Step-by-step explanation:

We have,

$a\cos \theta+b\sin \theta=c$...... (1)

To prove, $a\sin \theta-b\cos \theta$=±$\sqrt{a^{2}+b^{2}-c^{2} }$  

Let $a\sin \theta-b\cos \theta=x$     ...... (2)

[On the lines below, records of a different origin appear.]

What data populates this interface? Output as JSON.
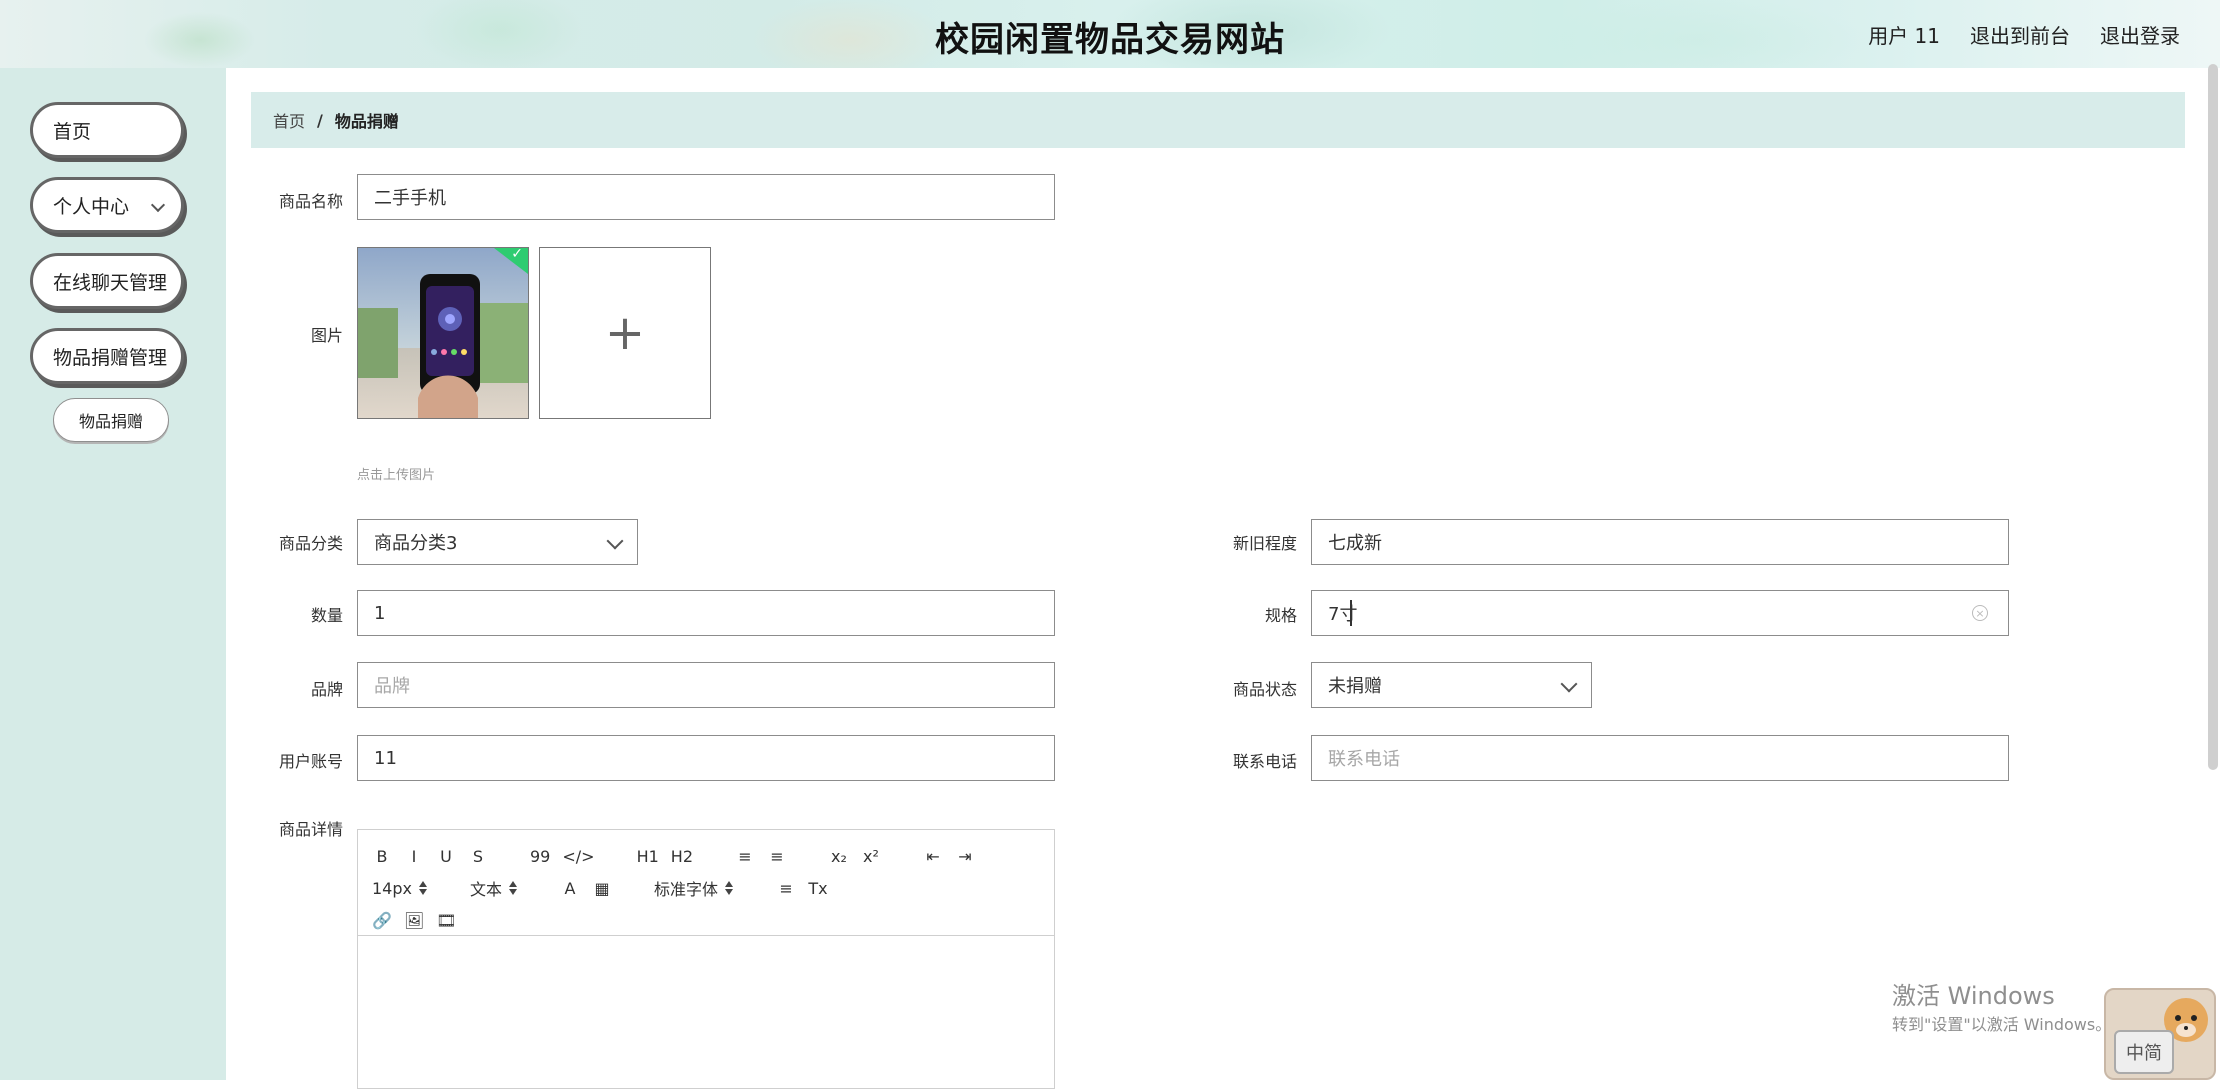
{
  "header": {
    "title": "校园闲置物品交易网站",
    "user_label": "用户 11",
    "to_front": "退出到前台",
    "logout": "退出登录"
  },
  "sidebar": {
    "items": [
      {
        "label": "首页"
      },
      {
        "label": "个人中心"
      },
      {
        "label": "在线聊天管理"
      },
      {
        "label": "物品捐赠管理"
      }
    ],
    "submenu": {
      "label": "物品捐赠"
    }
  },
  "breadcrumb": {
    "home": "首页",
    "separator": "/",
    "current": "物品捐赠"
  },
  "form": {
    "name_label": "商品名称",
    "name_value": "二手手机",
    "image_label": "图片",
    "upload_tip": "点击上传图片",
    "category_label": "商品分类",
    "category_value": "商品分类3",
    "condition_label": "新旧程度",
    "condition_value": "七成新",
    "quantity_label": "数量",
    "quantity_value": "1",
    "spec_label": "规格",
    "spec_value": "7寸",
    "brand_label": "品牌",
    "brand_placeholder": "品牌",
    "status_label": "商品状态",
    "status_value": "未捐赠",
    "account_label": "用户账号",
    "account_value": "11",
    "phone_label": "联系电话",
    "phone_placeholder": "联系电话",
    "details_label": "商品详情"
  },
  "editor": {
    "toolbar_row1": [
      "B",
      "I",
      "U",
      "S",
      "99",
      "</>",
      "H1",
      "H2",
      "≡",
      "≡",
      "x₂",
      "x²",
      "⇤",
      "⇥"
    ],
    "font_size": "14px",
    "text_style": "文本",
    "font_family": "标准字体"
  },
  "watermark": {
    "line1": "激活 Windows",
    "line2": "转到\"设置\"以激活 Windows。"
  },
  "mascot": {
    "badge_text": "中简"
  }
}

Squaring and adding (1) and (2), we get

$(a^{2} \cos ^{2} \theta+b^{2} \sin^{2} \theta+2ab\sin \theta\sin \theta)+(a^{2} \sin ^{2} \theta+b^{2} \cos^{2} \theta-2ab\sin \theta\sin \theta)=c^{2} +x^{2}$

⇒$(a^{2} \cos ^{2} \theta+b^{2} \sin^{2} \theta)+(a^{2} \sin ^{2} \theta+b^{2} \cos^{2} \theta)=c^{2} +x^{2}$

⇒ $a^{2}( \cos ^{2} \theta+\sin^{2} \theta)+b^{2} (\sin ^{2} \theta+ \cos^{2} \theta)=c^{2} +x^{2}$

⇒ $a^{2}(1)+b^{2} (1)=c^{2} +x^{2}$

⇒ $x^{2}=a^{2}+b^{2}-c^{2}$

⇒x = ± $\sqrt{a^{2}+b^{2}-c^{2}}$, proved.

Hence, $a\sin \theta-b\cos \theta$]=±$\sqrt{a^{2}+b^{2}-c^{2}}$.